Du 20 avril au 10 mai, le SNES-FSU académique a recueilli des témoignages de collègues sur le travail à distance. 131 collègues ont répondu, représentant 38 communes de l’académie (13 répondants n’ont pas renseigné cet item). Voir carte.
98 répondants (75,4%) sont syndiqués au SNES-FSU. 57,3% travaillent en collège.
Ces témoignages ne prétendent pas être représentatifs mais ils donnent des indications sur ce qu’a été le travail à distance pendant la période du confinement.
Nous rappelons également les questions posées dont la formulation a pu orienter certaines réponses.
(Enquête réalisée via framaforms)
La première partie de l’enquête portait sur les conditions matérielles du travail à distance.
a.

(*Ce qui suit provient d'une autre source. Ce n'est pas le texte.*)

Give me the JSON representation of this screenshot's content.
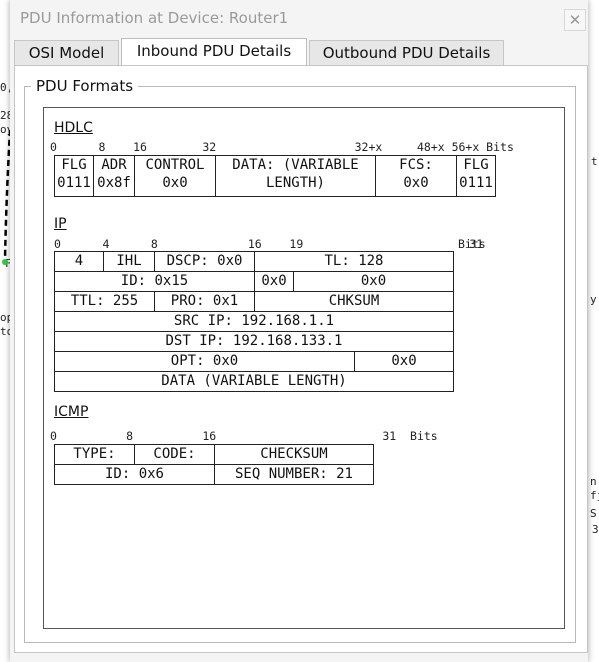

Disposez-vous d’un matériel informatique toujours disponible pour votre activité professionnelle ?
Si vous disposez de matériel, jugez-vous ce matériel adapté à l’usage plus intense qui résulte du travail à distance (taille de l’écran, clavier, fonctionnalités, périphériques…) ?
b. Le débit de votre abonnement internet est-il suffisant pour votre activité professionnelle à distance ?
c. Avez-vous eu d’autres problèmes matériels ?
d. Avez-vous engagé de nouvelles dépenses personnelles pour réaliser ce travail à distance ?
e. Pouvez-vous travailler dans un espace dédié exclusivement à votre activité professionnelle ?
Si oui, cet espace est-il selon vous bien adapté ? Si non, pour quelle raison le trouvez-vous inadapté ? (exigu, mobilier, éclairage, autre…)
f. En journée, disposez-vous de plages de temps de travail au calme ininterrompues ?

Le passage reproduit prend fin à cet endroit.